Agricultural sabotage and environmental devastation
The decades of Israeli military Occupation and rule of over ever more Palestinian land, condemned in many UN Security Council and countless General Assembly Resolutions, continues to be perpetrated in the certain knowledge that such injustice inevitably provokes protest and resistance. The Palestinian right to return, liberation and sovereignty has been embodied in international law and recognised in countless United Nations resolutions. As of 2013, Israel had been condemned in 45 resolutions by the United Nations Human Rights Council. News media silence and Great Power complicity (the US has blocked at least four UNSC resolutions against Israeli settlements) in the Zionist enterprise present the foreign domination of the Palestinian people as though it were a conflict between two equal parties. This enables Israel to justify as ‘defence’ its air strikes on Gaza and attacks on fishing boats, as well as the destruction of Palestinian agriculture and homes. In addition, the Israeli military Occupation inflicts upon the Palestinian people, by day and by night, home invasions, restrictions of everyday movement and curtailment of basic human rights.
Restore freedom of speech — allow justice
In their homeland, the Palestinian people are forced to endure a racist, foreign military occupation and, in addition, as a United Nations study on the Right of Return of the Palestinian people notes, “the greater part of an entire nation” has not only been been uprooted from its land and exiled but it has also been denied the right to return by the Occupying power, Israel.
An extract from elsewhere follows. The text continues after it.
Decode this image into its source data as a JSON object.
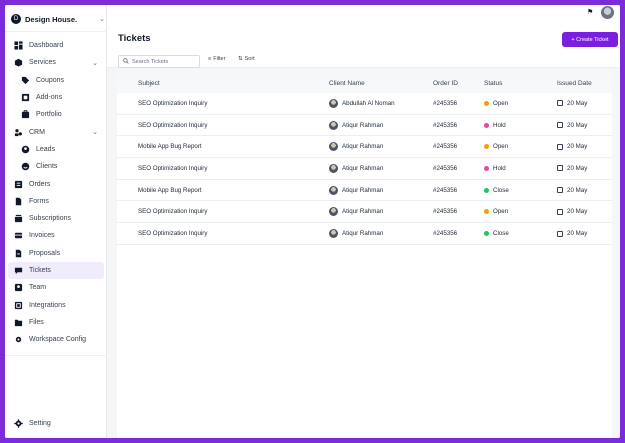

The Zionist regime obdurately also claims the right to Jewish settlement, ignoring the fact that civilian settlement in occupied territory is specifically prohibited by the Fourth Geneva Convention.
It is urgent now that the world and its mainstream news media wake up and insist on respect for, and implementation of, international law in order to allow justice to survive. An example of this is the plight of journalist Julian Assange, whose WikiLeaks has done so much to inform and arouse the world as to the enormity of Israel’s crimes against humanity. Asa Winstanley reminds us of key revelations from the WikiLeaks cables relating to Palestine. On 29 September, the UN Special Rapporteur on Torture appealed to the world, saying that “the #Assange case is not about the law, but about intimidating journalism, suppressing press freedom and protecting impunity.”
There are already signs of change: Good news from Britain on 27 September, as the Labour Party Annual Conference in Brighton passed a motion on Israel and Palestine, put forward by Young Labour, condemning “Israel’s continuing illegal actions”. In moving the motion, The group’s Jawad Khan said that the motion would “bring us one step closer to finally ending the shameful century of British complicity and the denial of the right to self-determination, liberation and return”. This is just the beginning.